Indeed, the Los Angeles smog cleanup is widely regarded as one the nation’s great environmental success stories. Despite rapid growth and 10 million vehicles on area highways, days of unhealthy ozone have been cut by 70% over the past 15 years. The worst days, when ozone reaches the very unhealthy mark as it did in the mountains Friday, were thought to have been eliminated in 1998.

Montclair City Councilman Leonard Paulitz, who represents Inland Empire cities on the governing board of the South Coast AQMD, heard about the dirty air in Lake Arrowhead upon return from a meeting touting the success of the Los Angeles smog cleanup.

“The fight’s not over. If people thought it was over, this shows it’s not. Up until now, I thought things were getting better, but we’re losing ground,” Paulitz said.

Environmentalists seized on the smog alert announcement as further evidence that air pollution regulators in Los Angeles, Sacramento and Washington are spending too much time trying to mold environmental regulations to the liking of businesses and not enough time aggressively pursuing emissions reductions.

Advertisement

“We’re seeing this happening and all I can say is there are some sources of pollution that are growing and expanding and are not being controlled in any respect: the ships, the trains, the old off-road equipment,” said Julie Masters, an attorney for the Natural Resources Defense Council.

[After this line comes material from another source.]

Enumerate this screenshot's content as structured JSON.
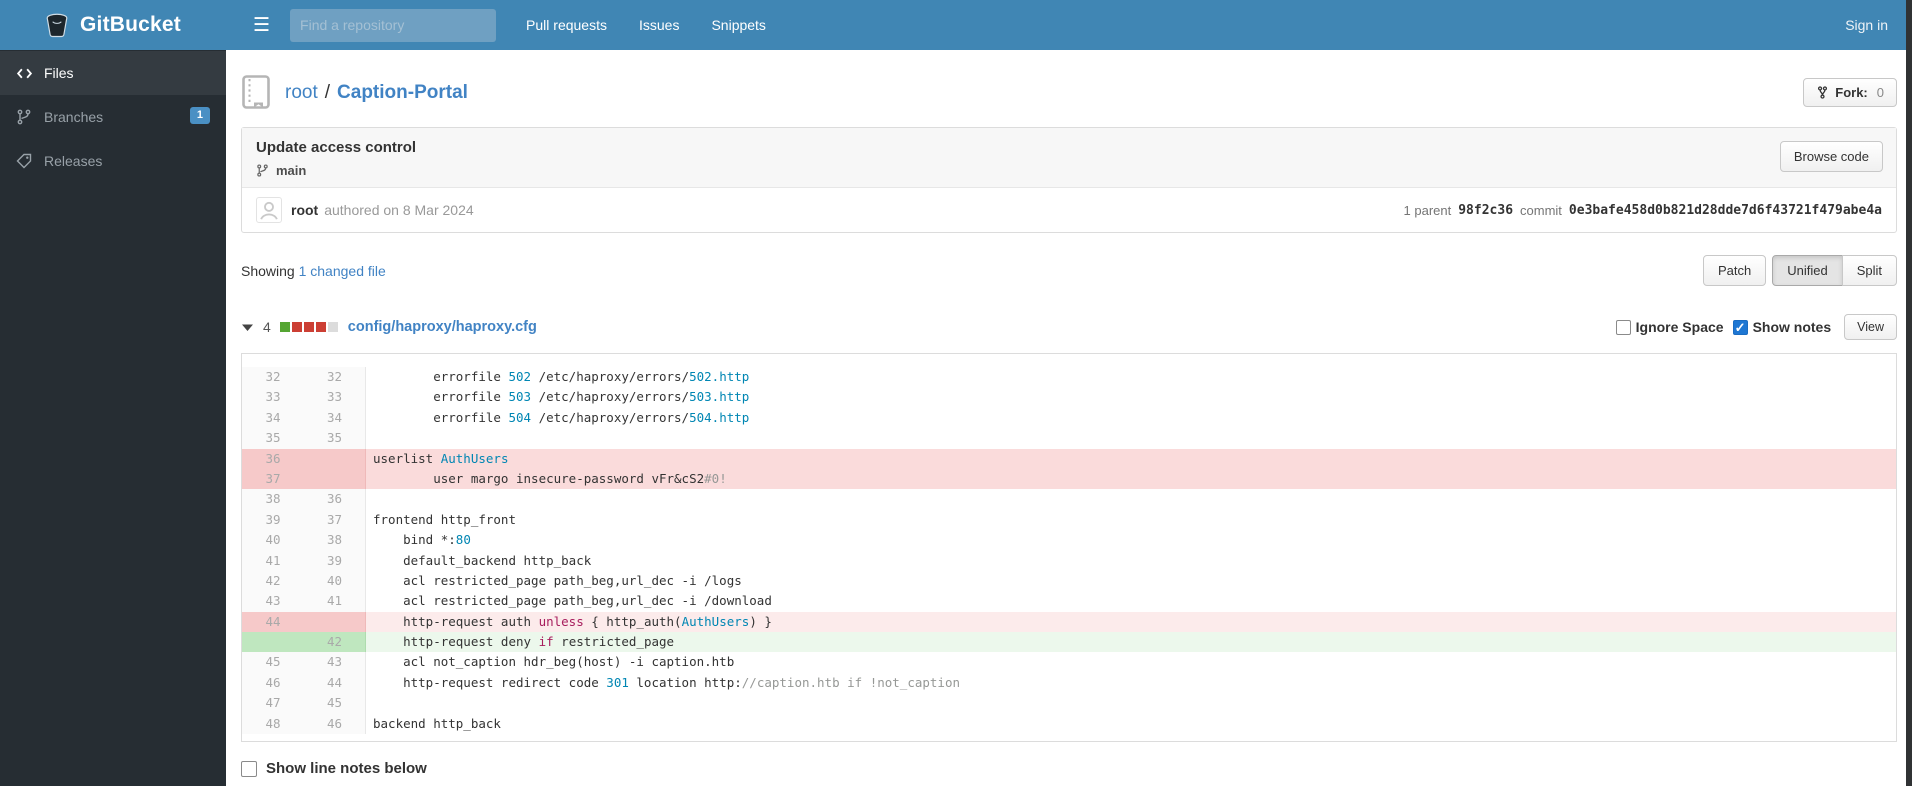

On Aug. 1, Los Angeles air quality officials will consider a new anti-smog master plan that they acknowledge will be hard-pressed to achieve clean air goals by the federally mandated deadline of 2010. Failure to meet that target not only means people would continue to be exposed to unhealthy air, but that businesses and highway construction could face federal sanctions.

More dirty air may be on the way. The AQMD is forecasting first-stage smog alerts over the weekend for mountain areas between Crestline and Big Bear. Meanwhile, smog in the Santa Clarita Valley is hovering very close to the very unhealthy mark as well.